The role labor played in South Africa's struggle for majority rule cannot be underestmated, and America's labor unions and were among the millions, if not billions, of people expressing sympathy at the death Nelson Mandela.
The United Mine Workers of America took the time to remind its members that they were among the first unions to call for Mandela's release and the end of apartheid. The UMWA also spearheaded the efforts to boycott Royal Dutch Shell. In 1994, when South Africa held their first multiracial elections, six UMWA members acted as observers.
The American Federation of State County and Municipal Employees mentioned the role their membership played in demonstartion at the South African Embassy and that former Secretary-Treasurer William Lucy was a founding member of the Free South Africa movement. AFSCME also made note that one of the stops Nelson Mandela made during his tour of the United States in 1990 was at the National Convention of AFSCME.
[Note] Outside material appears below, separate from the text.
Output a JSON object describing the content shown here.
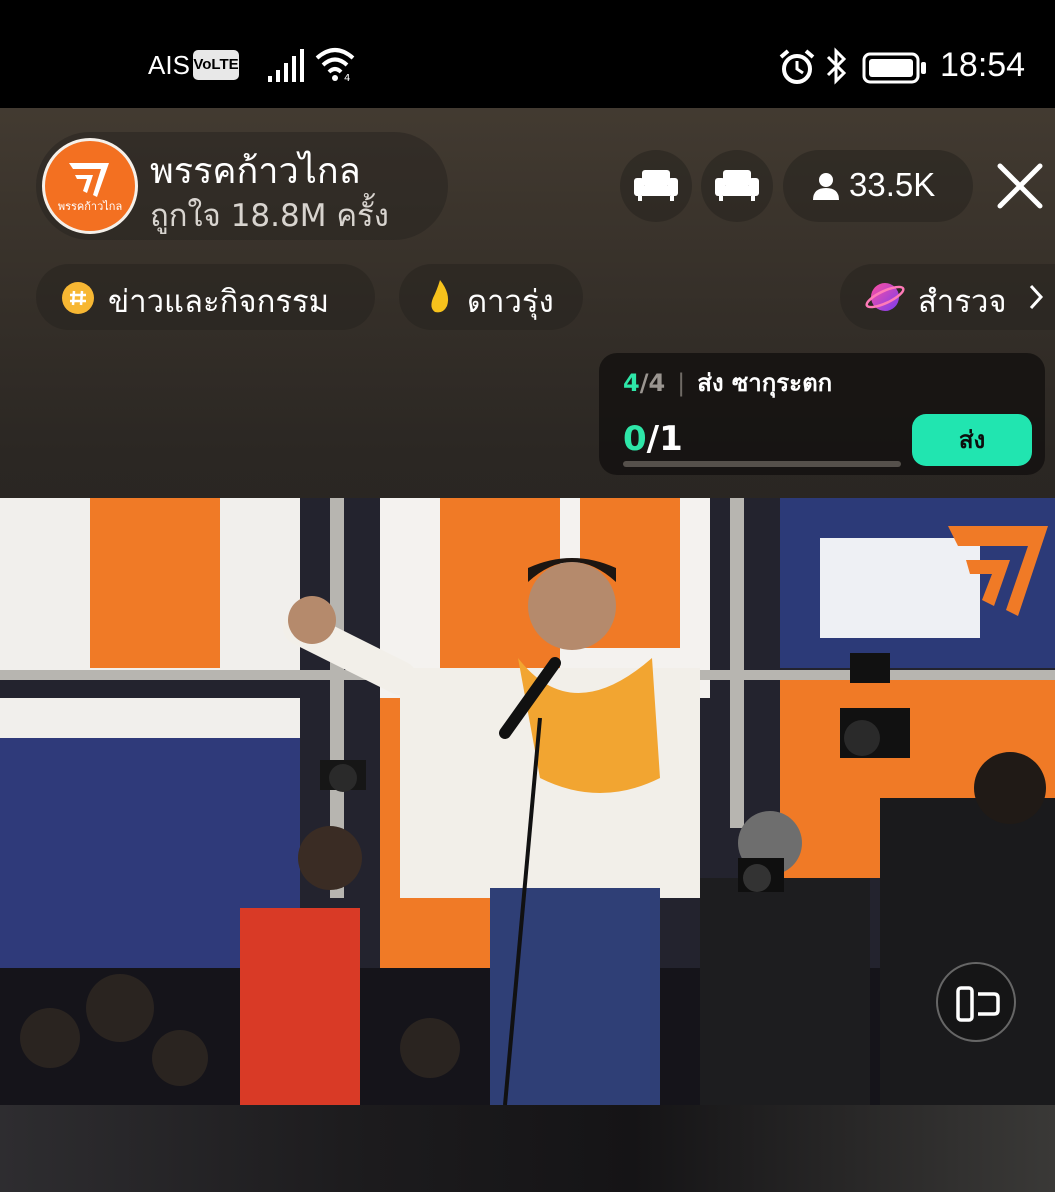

United Steelworkers International President Leo Gerard perhaps summed up how a lot of people felt about Mandela when he said "Nelson Mandela inspired people everywhere around the world. His loss is universal." Fred Redmond, Chairman of the Board of Directors of the A. Philip Randolph Institute, said the best way to honor Mandela is to promote equality and fairness wherever and whenever we can.
Service Employees International Union President Mary Key Henry express that Mandela's legacy will live for years: "he will forever inspire generations of activists to challenge the status quo and demand racial, social and economic justice."